Colorful olives and a rosemary sprig sitting in olive oil in a lidded glass jar.Anna_Pustynnikova/Shutterstock

In the spirit of not-so-normal holidays, this might be the year you do away with prepared snacks altogether, if even the thought of marinating nuts and goat cheese exhausts you. Instead, you could just serve a really good bowl of fruit. Depending on where you are in the world, options may be more varied or limited at the farmers market or in the produce aisle. In California, I’ll set out a big plate with slices of persimmon, a handful of pineapple guavas if I can find them, and big chunks of pomegranate. I’ll also throw a few sticky-sweet medjool dates in the mix.

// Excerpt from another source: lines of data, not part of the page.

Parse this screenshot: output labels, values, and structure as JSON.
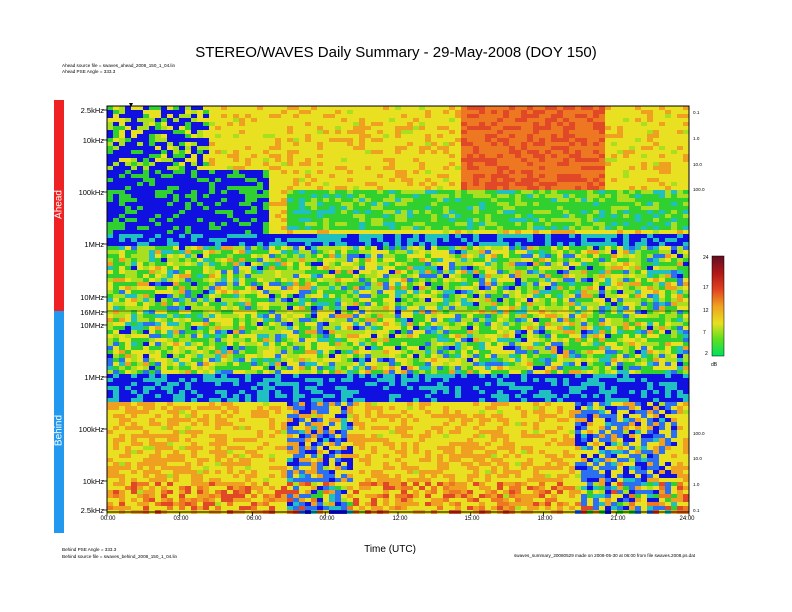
{
  "title": "STEREO/WAVES Daily Summary - 29-May-2008 (DOY 150)",
  "header_notes": [
    "Ahead source file = swaves_ahead_2008_150_1_04.lin",
    "Ahead PSE Angle = 333.3"
  ],
  "footer_notes": [
    "Behind PSE Angle = 333.3",
    "Behind source file = swaves_behind_2008_150_1_04.lin"
  ],
  "footer_right": "swaves_summary_20080529 made on 2008-05-30 at 06:00 from file swaves.2008.ps.dat",
  "colors": {
    "ahead_band": "#ee2222",
    "behind_band": "#2299ee",
    "low": "#1010e0",
    "mid": "#30d030",
    "high": "#ee7722",
    "peak": "#d83030"
  },
  "chart_data": {
    "type": "heatmap",
    "title": "STEREO/WAVES Daily Summary - 29-May-2008 (DOY 150)",
    "xlabel": "Time (UTC)",
    "x_ticks": [
      "00:00",
      "03:00",
      "06:00",
      "09:00",
      "12:00",
      "15:00",
      "18:00",
      "21:00",
      "24:00"
    ],
    "xlim": [
      0,
      24
    ],
    "panels": [
      {
        "name": "Ahead",
        "y_ticks": [
          "2.5kHz",
          "10kHz",
          "100kHz",
          "1MHz",
          "10MHz",
          "16MHz"
        ],
        "right_ticks": [
          "0.1",
          "1.0",
          "10.0",
          "100.0"
        ]
      },
      {
        "name": "Behind",
        "y_ticks": [
          "10MHz",
          "1MHz",
          "100kHz",
          "10kHz",
          "2.5kHz"
        ],
        "right_ticks": [
          "100.0",
          "10.0",
          "1.0",
          "0.1"
        ]
      }
    ],
    "colorbar": {
      "label": "dB",
      "ticks": [
        "24",
        "17",
        "12",
        "7",
        "2"
      ],
      "range": [
        2,
        24
      ]
    }
  }
}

If, wherever you are, produce options are a little more limited, a fruit “platter” could just be a handful of apple slices drizzled with honey and some nice flakey salt. Alongside the almonds, the olives and goat cheese, and my fruit platter-for-one, I’ll probably put out a little bowl of chestnuts, which feel festive and holiday-appropriate, even though I eat them year-round and buy them pre-baked and shelled in bulk at Costco — I highly recommend incorporating chestnuts into your snacking rotation, they rock.

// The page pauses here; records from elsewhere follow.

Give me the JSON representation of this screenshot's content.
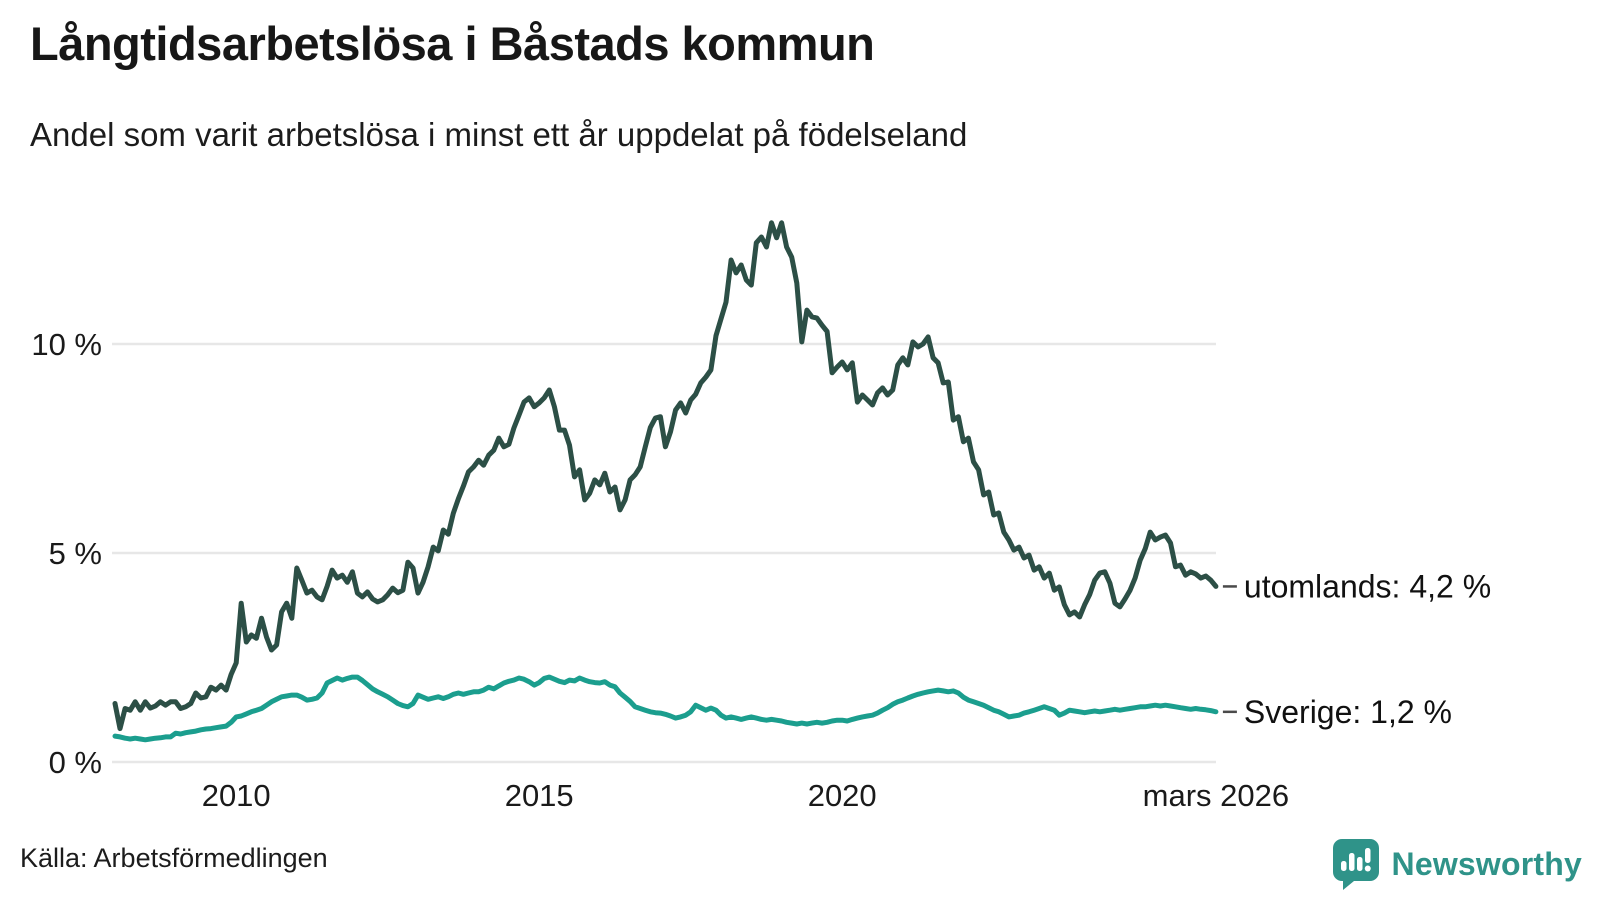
{
  "title": "Långtidsarbetslösa i Båstads kommun",
  "subtitle": "Andel som varit arbetslösa i minst ett år uppdelat på födelseland",
  "source": "Källa: Arbetsförmedlingen",
  "branding": {
    "name": "Newsworthy",
    "icon": "newsworthy-speech-bubble-bar-chart-icon",
    "color": "#2f9389"
  },
  "colors": {
    "utomlands_line": "#2c4f46",
    "sverige_line": "#1b9e8e",
    "grid": "#e7e7e7",
    "axis_text": "#1a1a1a",
    "legend_dash": "#4a4a4a",
    "background": "#ffffff"
  },
  "chart_data": {
    "type": "line",
    "title": "Långtidsarbetslösa i Båstads kommun",
    "subtitle": "Andel som varit arbetslösa i minst ett år uppdelat på födelseland",
    "grid": true,
    "legend_position": "right-of-line-end",
    "x_axis": {
      "range": [
        2008.0,
        2026.25
      ],
      "ticks": [
        {
          "x": 2010,
          "label": "2010"
        },
        {
          "x": 2015,
          "label": "2015"
        },
        {
          "x": 2020,
          "label": "2020"
        },
        {
          "x": 2026.1667,
          "label": "mars 2026"
        }
      ]
    },
    "y_axis": {
      "range": [
        0,
        13.2
      ],
      "unit": "%",
      "ticks": [
        {
          "value": 0,
          "label": "0 %"
        },
        {
          "value": 5,
          "label": "5 %"
        },
        {
          "value": 10,
          "label": "10 %"
        }
      ]
    },
    "series": [
      {
        "name": "utomlands",
        "label": "utomlands: 4,2 %",
        "color": "#2c4f46",
        "start_year": 2008,
        "step_months": 1,
        "end_label_value": "4,2 %",
        "values": [
          1.4,
          0.8,
          1.28,
          1.24,
          1.44,
          1.24,
          1.44,
          1.29,
          1.34,
          1.44,
          1.36,
          1.44,
          1.44,
          1.28,
          1.32,
          1.4,
          1.65,
          1.53,
          1.56,
          1.79,
          1.72,
          1.84,
          1.72,
          2.1,
          2.37,
          3.8,
          2.87,
          3.04,
          2.96,
          3.44,
          2.99,
          2.68,
          2.8,
          3.59,
          3.8,
          3.44,
          4.64,
          4.35,
          4.04,
          4.11,
          3.95,
          3.88,
          4.2,
          4.59,
          4.4,
          4.47,
          4.3,
          4.55,
          4.04,
          3.95,
          4.07,
          3.9,
          3.83,
          3.88,
          4.0,
          4.16,
          4.05,
          4.11,
          4.78,
          4.64,
          4.04,
          4.3,
          4.67,
          5.14,
          5.05,
          5.55,
          5.45,
          5.95,
          6.3,
          6.6,
          6.94,
          7.06,
          7.22,
          7.1,
          7.34,
          7.46,
          7.75,
          7.54,
          7.6,
          7.99,
          8.3,
          8.61,
          8.71,
          8.5,
          8.59,
          8.71,
          8.9,
          8.5,
          7.94,
          7.94,
          7.58,
          6.82,
          6.99,
          6.27,
          6.43,
          6.75,
          6.63,
          6.91,
          6.46,
          6.58,
          6.03,
          6.27,
          6.75,
          6.87,
          7.06,
          7.54,
          8.0,
          8.23,
          8.26,
          7.54,
          7.9,
          8.42,
          8.59,
          8.35,
          8.66,
          8.8,
          9.07,
          9.21,
          9.38,
          10.2,
          10.6,
          11.0,
          12.01,
          11.7,
          11.89,
          11.53,
          11.41,
          12.42,
          12.56,
          12.32,
          12.9,
          12.54,
          12.9,
          12.32,
          12.08,
          11.46,
          10.05,
          10.81,
          10.65,
          10.62,
          10.45,
          10.3,
          9.31,
          9.45,
          9.57,
          9.38,
          9.55,
          8.61,
          8.78,
          8.66,
          8.54,
          8.83,
          8.95,
          8.78,
          8.9,
          9.5,
          9.67,
          9.5,
          10.05,
          9.93,
          10.0,
          10.17,
          9.67,
          9.55,
          9.07,
          9.09,
          8.18,
          8.26,
          7.66,
          7.75,
          7.18,
          6.99,
          6.39,
          6.46,
          5.91,
          5.96,
          5.5,
          5.31,
          5.07,
          5.14,
          4.88,
          4.95,
          4.59,
          4.67,
          4.4,
          4.52,
          4.11,
          4.19,
          3.76,
          3.52,
          3.59,
          3.47,
          3.76,
          4.0,
          4.35,
          4.52,
          4.55,
          4.28,
          3.8,
          3.71,
          3.9,
          4.11,
          4.4,
          4.83,
          5.1,
          5.5,
          5.31,
          5.38,
          5.43,
          5.24,
          4.67,
          4.71,
          4.47,
          4.55,
          4.5,
          4.4,
          4.45,
          4.35,
          4.2
        ]
      },
      {
        "name": "Sverige",
        "label": "Sverige: 1,2 %",
        "color": "#1b9e8e",
        "start_year": 2008,
        "step_months": 1,
        "end_label_value": "1,2 %",
        "values": [
          0.62,
          0.6,
          0.57,
          0.55,
          0.57,
          0.55,
          0.53,
          0.55,
          0.57,
          0.58,
          0.6,
          0.6,
          0.69,
          0.67,
          0.7,
          0.72,
          0.74,
          0.77,
          0.79,
          0.8,
          0.82,
          0.84,
          0.86,
          0.95,
          1.08,
          1.1,
          1.15,
          1.2,
          1.24,
          1.28,
          1.36,
          1.44,
          1.5,
          1.56,
          1.58,
          1.6,
          1.6,
          1.55,
          1.48,
          1.5,
          1.53,
          1.65,
          1.89,
          1.95,
          2.01,
          1.96,
          2.0,
          2.03,
          2.03,
          1.95,
          1.85,
          1.75,
          1.68,
          1.62,
          1.56,
          1.48,
          1.4,
          1.35,
          1.32,
          1.4,
          1.6,
          1.55,
          1.5,
          1.53,
          1.56,
          1.52,
          1.56,
          1.62,
          1.65,
          1.62,
          1.65,
          1.68,
          1.68,
          1.72,
          1.79,
          1.75,
          1.82,
          1.89,
          1.93,
          1.96,
          2.01,
          1.98,
          1.92,
          1.84,
          1.9,
          2.0,
          2.03,
          1.98,
          1.93,
          1.9,
          1.96,
          1.94,
          2.01,
          1.96,
          1.92,
          1.9,
          1.89,
          1.92,
          1.84,
          1.8,
          1.65,
          1.55,
          1.45,
          1.32,
          1.28,
          1.24,
          1.2,
          1.18,
          1.17,
          1.14,
          1.1,
          1.05,
          1.08,
          1.12,
          1.2,
          1.36,
          1.3,
          1.24,
          1.29,
          1.24,
          1.12,
          1.05,
          1.08,
          1.05,
          1.02,
          1.05,
          1.08,
          1.05,
          1.02,
          1.0,
          1.02,
          1.0,
          0.98,
          0.95,
          0.93,
          0.91,
          0.93,
          0.91,
          0.93,
          0.95,
          0.93,
          0.95,
          0.98,
          1.0,
          1.0,
          0.98,
          1.02,
          1.05,
          1.08,
          1.1,
          1.12,
          1.17,
          1.24,
          1.3,
          1.38,
          1.44,
          1.48,
          1.53,
          1.58,
          1.62,
          1.65,
          1.68,
          1.7,
          1.72,
          1.7,
          1.68,
          1.7,
          1.65,
          1.55,
          1.48,
          1.44,
          1.4,
          1.36,
          1.3,
          1.24,
          1.2,
          1.14,
          1.08,
          1.1,
          1.12,
          1.17,
          1.2,
          1.24,
          1.28,
          1.32,
          1.28,
          1.24,
          1.12,
          1.17,
          1.24,
          1.22,
          1.2,
          1.18,
          1.2,
          1.22,
          1.2,
          1.22,
          1.24,
          1.26,
          1.24,
          1.26,
          1.28,
          1.3,
          1.32,
          1.32,
          1.34,
          1.36,
          1.34,
          1.36,
          1.34,
          1.32,
          1.3,
          1.28,
          1.26,
          1.28,
          1.26,
          1.25,
          1.23,
          1.2
        ]
      }
    ]
  }
}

All of these dishes are a good fit for the sorts of celebrations most of us will be having this year: They can easily be scaled down if you’re feeding fewer mouths, and unlike individually plated toasts or tiny savory pastries, these recipes can be made in advance and will be excellent in tomorrow’s salad, or jarred with a pretty label and a note to drop off to the family you couldn’t spend the holidays with. I can’t promise they’ll make you feel light and rejuvenated — truly, what could in 2020 — but they will be bright and delicious and seasonal, and won’t leave you with a kitchen counter covered in puff pastry, bacon grease, and a weird pumpkin-shaped cheese ball that no one wants to eat. That feels like a small victory, well worth celebrating.